A Novel Information-Theoretic Objective to Disentangle Representations for Fair Classification
This work addresses fair classification by improving disentanglement of sensitive attributes, offering a parameter-free method that is easier to train, though it is incremental as it builds on existing disentanglement techniques.
The authors tackled the problem of learning disentangled representations for fair classification by proposing a novel information-theoretic regularizer called CLINIC, which minimizes mutual information between latent representations and sensitive attributes conditional on the target, resulting in a better disentanglement/accuracy trade-off and improved generalization compared to previous methods, as demonstrated through training over 2,000 neural networks.

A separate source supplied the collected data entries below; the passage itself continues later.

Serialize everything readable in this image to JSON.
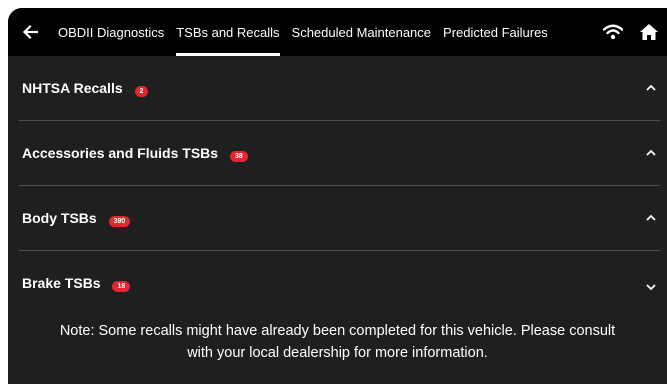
{
  "nav": {
    "tabs": [
      {
        "label": "OBDII Diagnostics"
      },
      {
        "label": "TSBs and Recalls"
      },
      {
        "label": "Scheduled Maintenance"
      },
      {
        "label": "Predicted Failures"
      }
    ],
    "active_tab": "TSBs and Recalls",
    "icons": [
      "back-arrow-icon",
      "wifi-icon",
      "home-icon"
    ]
  },
  "sections": [
    {
      "title": "NHTSA Recalls",
      "count": "2",
      "state": "expanded"
    },
    {
      "title": "Accessories and Fluids TSBs",
      "count": "38",
      "state": "expanded"
    },
    {
      "title": "Body TSBs",
      "count": "390",
      "state": "expanded"
    },
    {
      "title": "Brake TSBs",
      "count": "18",
      "state": "collapsed"
    }
  ],
  "note": {
    "line1": "Note: Some recalls might have already been completed for this vehicle. Please consult",
    "line2": "with your local dealership for more information."
  },
  "colors": {
    "background": "#1f1f1f",
    "topbar": "#000000",
    "badge": "#e3262f",
    "divider": "#4d4d4d"
  }
}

One of the pursued objectives of deep learning is to provide tools that learn abstract representations of reality from the observation of multiple contextual situations. More precisely, one wishes to extract disentangled representations which are (i) low dimensional and (ii) whose components are independent and correspond to concepts capturing the essence of the objects under consideration (Locatello et al., 2019b). One step towards this ambitious project consists in learning disentangled representations with respect to a predefined (sensitive) attribute, e.g., the gender or age of the writer. Perhaps one of the main application for such disentangled representations is fair classification. Existing methods extract the last layer of a neural network trained with a loss that is composed of a cross-entropy objective and a disentanglement regularizer. In this work, we adopt an information-theoretic view of this problem which motivates a novel family of regularizers that minimizes the mutual information between the latent representation and the sensitive attribute conditional to the target. The resulting set of losses, called CLINIC, is parameter free and thus, it is easier and faster to train. CLINIC losses are studied through extensive numerical experiments by training over 2k neural networks. We demonstrate that our methods offer a better disentanglement/accuracy trade-off than previous techniques, and generalize better than training with cross-entropy loss solely provided that the disentanglement task is not too constraining.